Car s’il est une certitude, à voir
ce polar qui mêle ultra-violence et farce grotesque en un cocktail aussi
détonnant que réussi, c’est que le diable campe quelque part sur cette terre et
qu’il peut prendre les traits du jusqu’ici plutôt falot Matthew McConaughey qui
semble désormais vouloir montrer qu’il vaut beaucoup mieux que les apparences,
après Magic Mike et en attendant
prochainement The Paperboy de Lee
Daniels et Mud de Jeff Nichols.
Participant d’une humanité pourrie, sans repères ni valeurs, d’une imbécillité
absolue, tous ces personnages minables, ces gagne-petit qui tuent pour un
pactole dérisoire (ils gagneront trois
fois rien après avoir payé Joe et partagé le reste en quatre, et ils ignorent
jusqu’au principe de la double indemnity[2]),
pataugent dans un cloaque moral en forme d’enfer dont le feu finira par les
dévorer.
Je ne connais pas la pièce originale
de Tracy Letts, mais s’il est une ombre qui plane sur tout le film, c’est bien
celle du grand Jim Thompson, ce prince du roman noir, avec sa vision d’un monde
où triomphe l’abjection et que tout avenir paraît avoir déserté. Comment ne pas
voir en effet dans le personnage de « Killer » Joe un double de ces
policiers criminels qui hantent 1275 âmes
(Pop. 1280) et Le Démon dans ma peau (The Killer Inside Me) et en Dottie une
réincarnation de la Mona de Des Cliques
et des cloaques (A Hell of a Woman)[3] ?
On retrouve ici le même nihilisme noir, le même désespoir ricanant capable de
déraper dans la plus obscène des bouffonneries
-- une noirceur « couleur de
néant », pour reprendre la formule de Marcel Duhamel dans la préface de 1275 âmes[4].

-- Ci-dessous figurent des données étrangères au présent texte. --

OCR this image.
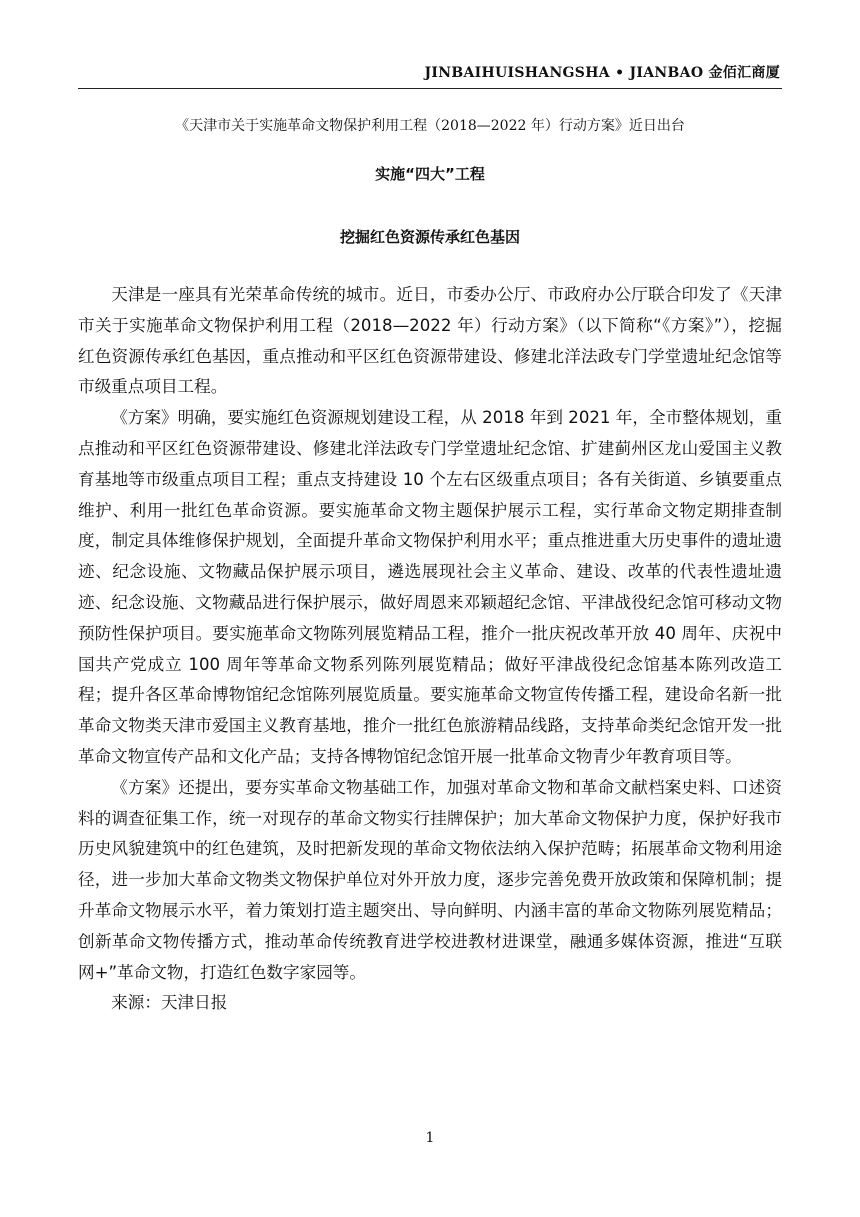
JINBAIHUISHANGSHA • JIANBAO 金佰汇商厦
《天津市关于实施革命文物保护利用工程（2018—2022 年）行动方案》近日出台
实施“四大”工程
挖掘红色资源传承红色基因

天津是一座具有光荣革命传统的城市。近日，市委办公厅、市政府办公厅联合印发了《天津市关于实施革命文物保护利用工程（2018—2022 年）行动方案》（以下简称“《方案》”），挖掘红色资源传承红色基因，重点推动和平区红色资源带建设、修建北洋法政专门学堂遗址纪念馆等市级重点项目工程。

《方案》明确，要实施红色资源规划建设工程，从 2018 年到 2021 年，全市整体规划，重点推动和平区红色资源带建设、修建北洋法政专门学堂遗址纪念馆、扩建蓟州区龙山爱国主义教育基地等市级重点项目工程；重点支持建设 10 个左右区级重点项目；各有关街道、乡镇要重点维护、利用一批红色革命资源。要实施革命文物主题保护展示工程，实行革命文物定期排查制度，制定具体维修保护规划，全面提升革命文物保护利用水平；重点推进重大历史事件的遗址遗迹、纪念设施、文物藏品保护展示项目，遴选展现社会主义革命、建设、改革的代表性遗址遗迹、纪念设施、文物藏品进行保护展示，做好周恩来邓颖超纪念馆、平津战役纪念馆可移动文物预防性保护项目。要实施革命文物陈列展览精品工程，推介一批庆祝改革开放 40 周年、庆祝中国共产党成立 100 周年等革命文物系列陈列展览精品；做好平津战役纪念馆基本陈列改造工程；提升各区革命博物馆纪念馆陈列展览质量。要实施革命文物宣传传播工程，建设命名新一批革命文物类天津市爱国主义教育基地，推介一批红色旅游精品线路，支持革命类纪念馆开发一批革命文物宣传产品和文化产品；支持各博物馆纪念馆开展一批革命文物青少年教育项目等。

《方案》还提出，要夯实革命文物基础工作，加强对革命文物和革命文献档案史料、口述资料的调查征集工作，统一对现存的革命文物实行挂牌保护；加大革命文物保护力度，保护好我市历史风貌建筑中的红色建筑，及时把新发现的革命文物依法纳入保护范畴；拓展革命文物利用途径，进一步加大革命文物类文物保护单位对外开放力度，逐步完善免费开放政策和保障机制；提升革命文物展示水平，着力策划打造主题突出、导向鲜明、内涵丰富的革命文物陈列展览精品；创新革命文物传播方式，推动革命传统教育进学校进教材进课堂，融通多媒体资源，推进“互联网+”革命文物，打造红色数字家园等。

来源：天津日报

1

Après, il y a bien des années maintenant, le Blood Simple des frères Coen (Sang
pour sang, leur coup d’essai en 1984), voilà que nous arrive aujourd’hui
d’outre-tombe un nouveau et admirable apocryphe du grand Jim. Il doit s’en
réjouir fort là où il se trouve.
[1]
Il est intéressant et curieux de noter au passage que, quarante ans plus tard,
c’est encore à ces deux films que fait référence la bande-annonce de Killer Joe.
[2]
Terme d’assurance qui veut qu’en cas de mort accidentelle la prime soit doublée
(double indemnity). C’est l’argument
d’une célèbre nouvelle (ou court roman) de James Cain (Double Indemnity/Assurance sur la mort en traduction française)
somptueusement adaptée au cinéma par Billy Wilder sous le même titre en 1944.
[3]
Adaptés excellemment au cinéma, le
premier par Bertrand Tavernier (Coup de
torchon, 1981), le second par
Michael Winterbottom (The Killer Inside
Me, 2010) et le troisième par Alain Corneau (Série Noire, 1979). Jim Thompson a été « découvert » en
France (et sur le tard) avant de l’être aux Etats-Unis où sa vision du monde ne
plaît guère.
[4]
Les œuvres de Jim Thompson sont disponibles aux éditions Gallimard et Rivages.
La révélation de Matthew McConaughey semble effectivement assez évidente dans ce film. Un acteur sur lequel compter dans les années à venir?